Report privately through GitHub's Private vulnerability reporting:
- Go to the Security tab of this repository.
- Click Report a vulnerability and fill in the advisory form.
If private reporting is unavailable, contact the maintainer @pignuante and ask for a private channel before sharing any details — do not post specifics publicly.
Please include, where possible:
- The affected version (see Azimuth → About or the release tag).
- macOS version and hardware.
- A clear description and, ideally, reproduction steps or a proof of concept.
- The impact you believe it has.
- Acknowledgement as soon as we can, typically within a few days.
- An assessment and, for confirmed issues, a fix in the next release with a corresponding advisory. We're happy to credit reporters who want it.
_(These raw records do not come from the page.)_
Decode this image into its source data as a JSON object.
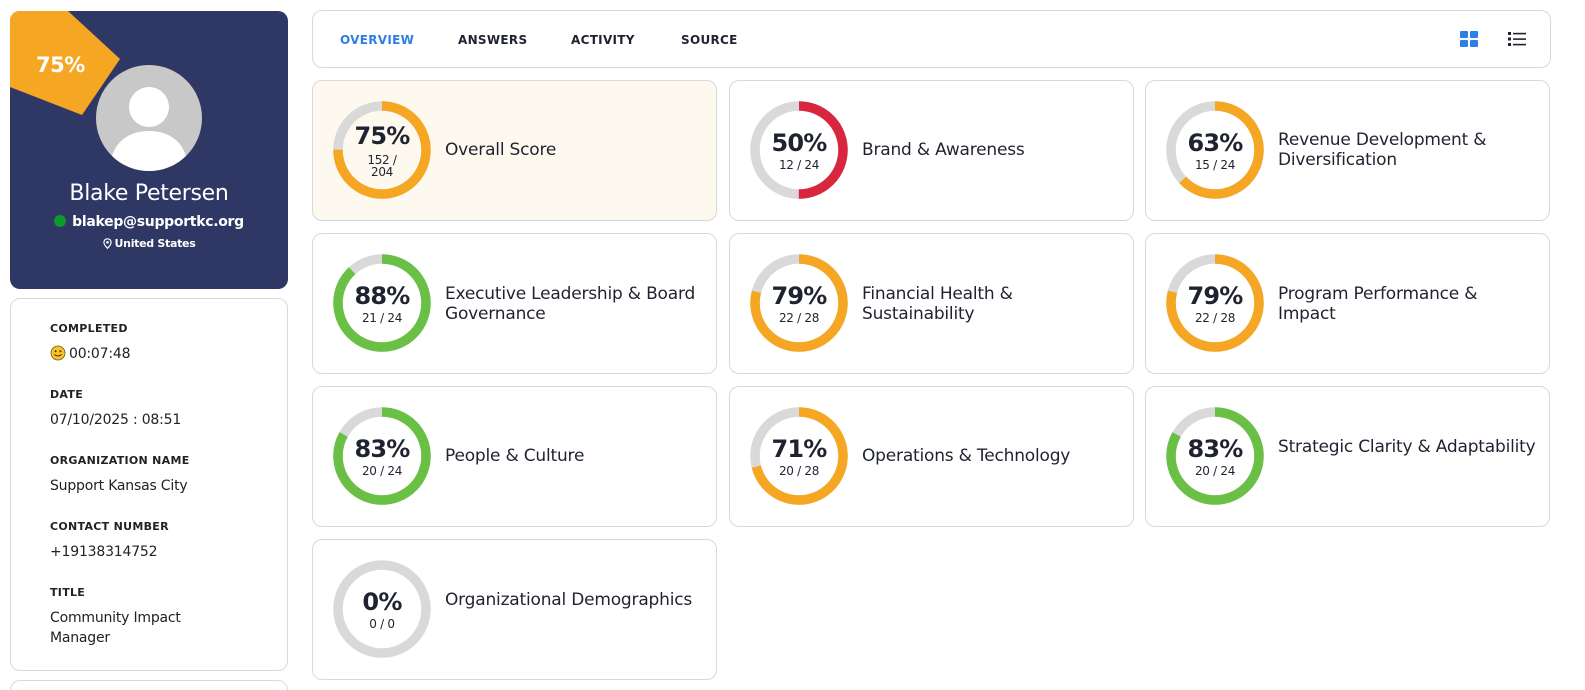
{
  "profile": {
    "score_badge": "75%",
    "name": "Blake Petersen",
    "email": "blakep@supportkc.org",
    "location": "United States",
    "colors": {
      "card_bg": "#2f3765",
      "badge": "#f5a623",
      "online": "#0c9a2a"
    }
  },
  "details": [
    {
      "label": "COMPLETED",
      "value": "00:07:48",
      "icon": "smiley-icon"
    },
    {
      "label": "DATE",
      "value": "07/10/2025 : 08:51"
    },
    {
      "label": "ORGANIZATION NAME",
      "value": "Support Kansas City"
    },
    {
      "label": "CONTACT NUMBER",
      "value": "+19138314752"
    },
    {
      "label": "TITLE",
      "value": "Community Impact Manager"
    }
  ],
  "tabs": [
    {
      "label": "OVERVIEW",
      "active": true
    },
    {
      "label": "ANSWERS",
      "active": false
    },
    {
      "label": "ACTIVITY",
      "active": false
    },
    {
      "label": "SOURCE",
      "active": false
    }
  ],
  "view_toggle": {
    "grid_icon": "grid-view-icon",
    "list_icon": "list-view-icon",
    "active": "grid"
  },
  "colors": {
    "orange": "#f5a623",
    "green": "#6abf45",
    "red": "#d7263d",
    "track": "#d9d9d9",
    "accent": "#2e7ee6"
  },
  "scores": [
    {
      "title": "Overall Score",
      "percent": "75%",
      "ratio": "152 / 204",
      "fraction": 0.75,
      "color": "orange",
      "highlight": true
    },
    {
      "title": "Brand & Awareness",
      "percent": "50%",
      "ratio": "12 / 24",
      "fraction": 0.5,
      "color": "red"
    },
    {
      "title": "Revenue Development & Diversification",
      "percent": "63%",
      "ratio": "15 / 24",
      "fraction": 0.63,
      "color": "orange"
    },
    {
      "title": "Executive Leadership & Board Governance",
      "percent": "88%",
      "ratio": "21 / 24",
      "fraction": 0.88,
      "color": "green"
    },
    {
      "title": "Financial Health & Sustainability",
      "percent": "79%",
      "ratio": "22 / 28",
      "fraction": 0.79,
      "color": "orange"
    },
    {
      "title": "Program Performance & Impact",
      "percent": "79%",
      "ratio": "22 / 28",
      "fraction": 0.79,
      "color": "orange"
    },
    {
      "title": "People & Culture",
      "percent": "83%",
      "ratio": "20 / 24",
      "fraction": 0.83,
      "color": "green"
    },
    {
      "title": "Operations & Technology",
      "percent": "71%",
      "ratio": "20 / 28",
      "fraction": 0.71,
      "color": "orange"
    },
    {
      "title": "Strategic Clarity & Adaptability",
      "percent": "83%",
      "ratio": "20 / 24",
      "fraction": 0.83,
      "color": "green"
    },
    {
      "title": "Organizational Demographics",
      "percent": "0%",
      "ratio": "0 / 0",
      "fraction": 0,
      "color": "orange"
    }
  ]
}
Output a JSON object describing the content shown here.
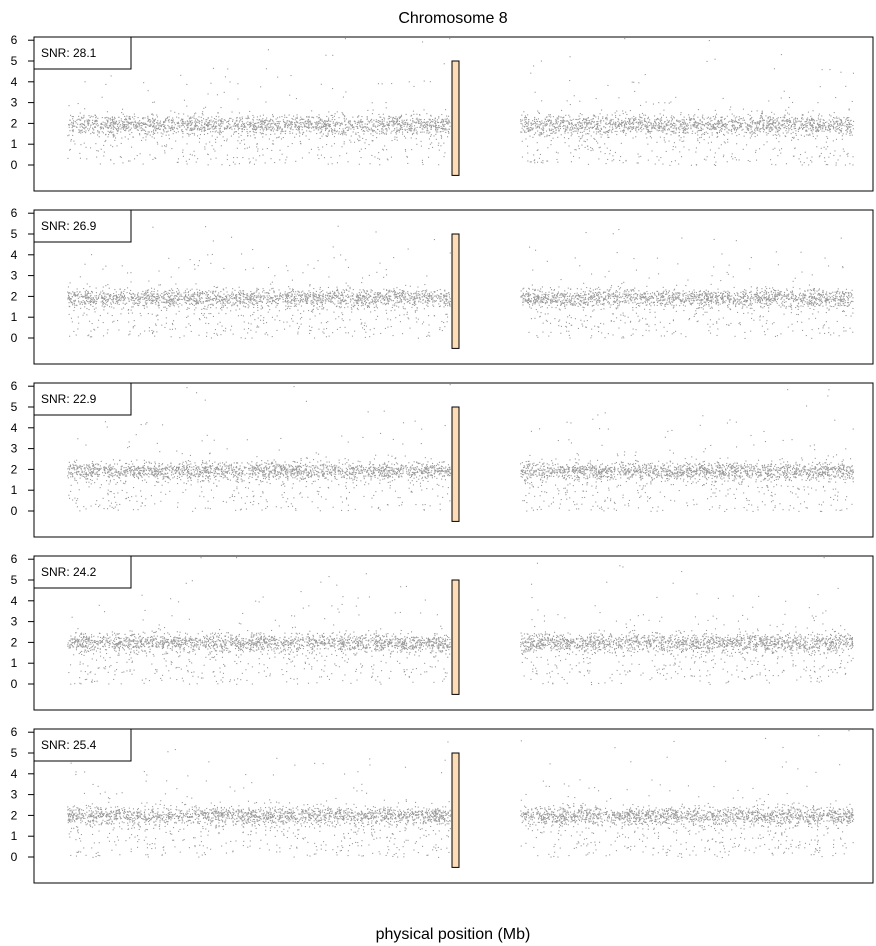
{
  "chart_data": {
    "type": "scatter",
    "title": "Chromosome 8",
    "xlabel": "physical position (Mb)",
    "ylabel": "",
    "ylim": [
      -1.2,
      6.3
    ],
    "yticks": [
      "0",
      "1",
      "2",
      "3",
      "4",
      "5",
      "6"
    ],
    "grid": false,
    "point_color": "#999999",
    "centromere": {
      "fill": "#FDDCB8",
      "y_range": [
        -0.5,
        5.0
      ]
    },
    "panels": [
      {
        "snr_label": "SNR: 28.1",
        "baseline": 1.95,
        "spread": 0.45
      },
      {
        "snr_label": "SNR: 26.9",
        "baseline": 1.95,
        "spread": 0.4
      },
      {
        "snr_label": "SNR: 22.9",
        "baseline": 1.95,
        "spread": 0.4
      },
      {
        "snr_label": "SNR: 24.2",
        "baseline": 2.0,
        "spread": 0.42
      },
      {
        "snr_label": "SNR: 25.4",
        "baseline": 2.0,
        "spread": 0.42
      }
    ]
  }
}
Especially relevant for Azimuth:
- Update integrity — releases are Developer ID–signed, Apple-notarized, and each Sparkle update is verified against an EdDSA signature. Reports that could bypass any of these are in scope.
- Accessibility usage — Azimuth requests AX permission through the official API and only moves/resizes windows. Any behavior that reads or exfiltrates data beyond that, or that could be abused via Azimuth's AX access, is in scope.
- Supply chain — the release pipeline, signing keys handling, and dependency integrity (e.g. Sparkle pinned via SPM).
Out of scope: issues that require a already-compromised machine or admin/root, social engineering of the user into disabling macOS protections, or vulnerabilities solely in third-party software Azimuth does not bundle.
We follow the project's core rule: security is solved the legitimate way, never by bypassing macOS protections (no SIP disabling, no TCC database tampering, no undocumented permission workarounds). Fixes address root causes through the OS-sanctioned APIs.